El ming tang

Ming Tang.
El Ming Tang es una imagen del universo. Todo está convenido en este arquetipo del centro. El Ming Tang era también la residencia del emperador chino. El emperador, como representante del ser humano verdadero, debía ser capaz de realizar una mediación eficiente entre el cielo y la tierra. Con respecto a la función mediadora del ser humano entre el cielo y la tierra declara el lama tibetano Chógyam Trungpa lo siguiente: “Es posible considerar literalmente la idea del cielo, la tierra y el hombre como el cielo arriba, la tierra abajo y los hombres entre ambos, de pie o sentados. Desdichadamente, el hecho de que aquí hablemos de ‘hombre’ y no de ‘ser humano’ puede tener, para algunos lectores, una connotación limitativa. Sin embargo, al decir ‘hombre’ nos referimos en este caso simplemente a la existencia antropomórfica —a la existencia humana— y no al varón a exclusión de la mujer.
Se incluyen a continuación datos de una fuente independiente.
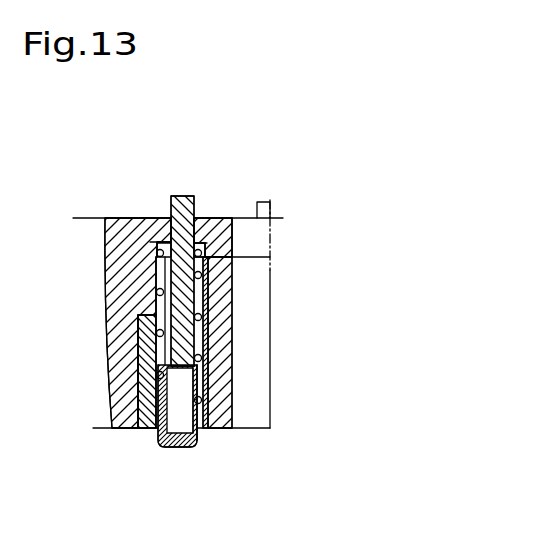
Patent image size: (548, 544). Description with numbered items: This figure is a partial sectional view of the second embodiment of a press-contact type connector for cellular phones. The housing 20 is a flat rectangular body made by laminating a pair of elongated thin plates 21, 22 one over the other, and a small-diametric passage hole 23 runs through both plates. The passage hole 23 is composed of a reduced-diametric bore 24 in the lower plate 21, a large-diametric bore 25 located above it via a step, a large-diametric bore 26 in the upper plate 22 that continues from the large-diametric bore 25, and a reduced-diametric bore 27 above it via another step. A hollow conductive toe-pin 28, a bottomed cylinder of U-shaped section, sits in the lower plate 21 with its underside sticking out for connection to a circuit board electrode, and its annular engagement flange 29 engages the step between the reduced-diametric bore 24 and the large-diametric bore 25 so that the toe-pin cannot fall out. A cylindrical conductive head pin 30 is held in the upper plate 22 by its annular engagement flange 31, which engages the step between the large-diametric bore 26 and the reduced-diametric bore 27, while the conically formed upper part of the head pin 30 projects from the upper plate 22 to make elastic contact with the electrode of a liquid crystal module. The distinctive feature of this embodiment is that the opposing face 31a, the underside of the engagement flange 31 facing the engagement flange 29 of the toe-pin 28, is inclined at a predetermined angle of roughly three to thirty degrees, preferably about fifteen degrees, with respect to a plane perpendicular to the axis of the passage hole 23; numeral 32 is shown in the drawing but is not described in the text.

The housing 20 is at (138, 348).
The lower plate 21 is at (223, 427).
The upper plate 22 is at (217, 216).
The passage hole 23 is at (233, 361).
The reduced-diametric bore 24 is at (152, 428).
The large-diametric bore 25 is at (138, 396).
The large-diametric bore 26 is at (200, 316).
The reduced-diametric bore 27 is at (163, 241).
The conductive toe-pin 28 is at (161, 447).
The engagement flange 29 is at (203, 432).
The conductive head pin 30 is at (186, 196).
The engagement flange 31 is at (162, 250).
The opposing face 31a is at (232, 257).
The guide sleeve 32 is at (156, 278).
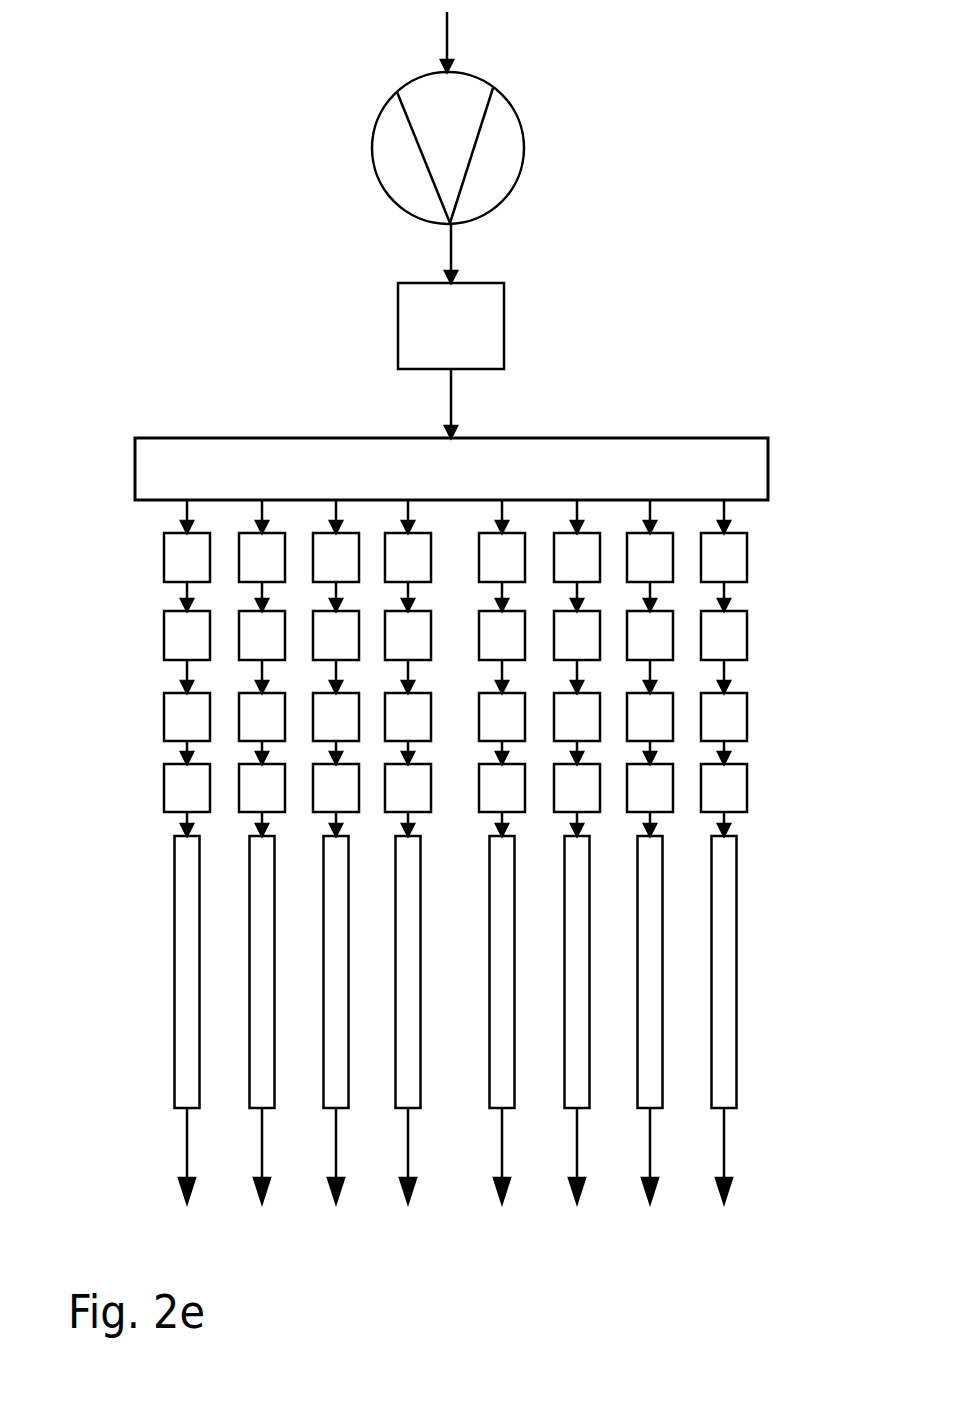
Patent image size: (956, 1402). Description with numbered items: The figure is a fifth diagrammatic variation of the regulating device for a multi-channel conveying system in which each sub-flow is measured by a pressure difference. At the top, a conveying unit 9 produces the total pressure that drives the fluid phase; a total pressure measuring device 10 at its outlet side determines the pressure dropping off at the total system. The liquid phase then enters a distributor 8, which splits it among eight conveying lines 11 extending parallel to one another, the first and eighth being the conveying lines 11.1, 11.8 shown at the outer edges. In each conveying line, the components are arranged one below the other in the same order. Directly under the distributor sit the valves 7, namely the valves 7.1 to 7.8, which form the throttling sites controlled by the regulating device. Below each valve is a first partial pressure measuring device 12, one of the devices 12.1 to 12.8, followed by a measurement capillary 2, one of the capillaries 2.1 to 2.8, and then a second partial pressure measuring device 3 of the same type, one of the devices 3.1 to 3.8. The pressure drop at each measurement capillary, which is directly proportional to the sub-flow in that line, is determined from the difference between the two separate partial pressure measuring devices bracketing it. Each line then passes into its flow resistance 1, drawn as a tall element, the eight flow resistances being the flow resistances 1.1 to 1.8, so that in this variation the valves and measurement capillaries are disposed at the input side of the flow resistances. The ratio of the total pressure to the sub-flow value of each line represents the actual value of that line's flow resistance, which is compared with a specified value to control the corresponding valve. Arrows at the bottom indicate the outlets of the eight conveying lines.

The conveying unit 9 is at (448, 118).
The total pressure measuring device 10 is at (451, 296).
The distributor 8 is at (451, 437).
The valve 7 is at (365, 544).
The valve 7.1 is at (157, 544).
The valve 7.8 is at (765, 541).
The partial pressure measuring device 12 is at (351, 624).
The partial pressure measuring device 12.1 is at (148, 624).
The partial pressure measuring device 12.8 is at (776, 621).
The measurement capillary 2 is at (366, 705).
The measurement capillary 2.1 is at (160, 705).
The measurement capillary 2.8 is at (766, 700).
The partial pressure metering device 3 is at (366, 780).
The partial pressure measuring device 3.1 is at (160, 780).
The partial pressure measuring device 3.8 is at (766, 776).
The flow resistance 1 is at (361, 960).
The flow resistance 1.1 is at (154, 960).
The flow resistance 1.8 is at (772, 960).
The conveying line 11 is at (349, 1155).
The conveying line 11.1 is at (147, 1155).
The conveying line 11.8 is at (785, 1155).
Tradicionalmente, el cielo es el reino de los dioses, el espacio sagrado, de manera que, simbólicamente, el principio el cielo representa cualquier ideal elevado o experiencia de algo vasto y sagrado. La magnificencia de la visión del cielo es lo que inspira la grandeza y la creatividad humanas. La tierra, por otra parte, simboliza el espíritu práctico y la receptividad. Es el suelo que sostiene y promueve la vida. Quizá la tierra parezca sólida y obstinada, pero se deja penetrar y labrar. La tierra puede ser cultivada. La relación adecuada entre el cielo y la tierra es lo que hace que el principio de la tierra sea maleable. Tal vez alguien piense que el espacio del cielo es muy seco, muy conceptual, pero del cielo provienen también el amor y la ternura. El cielo es la fuente de la lluvia que desciende sobre la tierra, de manera que entre cielo y tierra hay una relación de simpatía. Cuando se establece dicha conexión, la tierra comienza a ablandarse, se vuelve suave, dócil y laborable; y sobre ella puede crecer el verdor y el hombre puede cultivarla.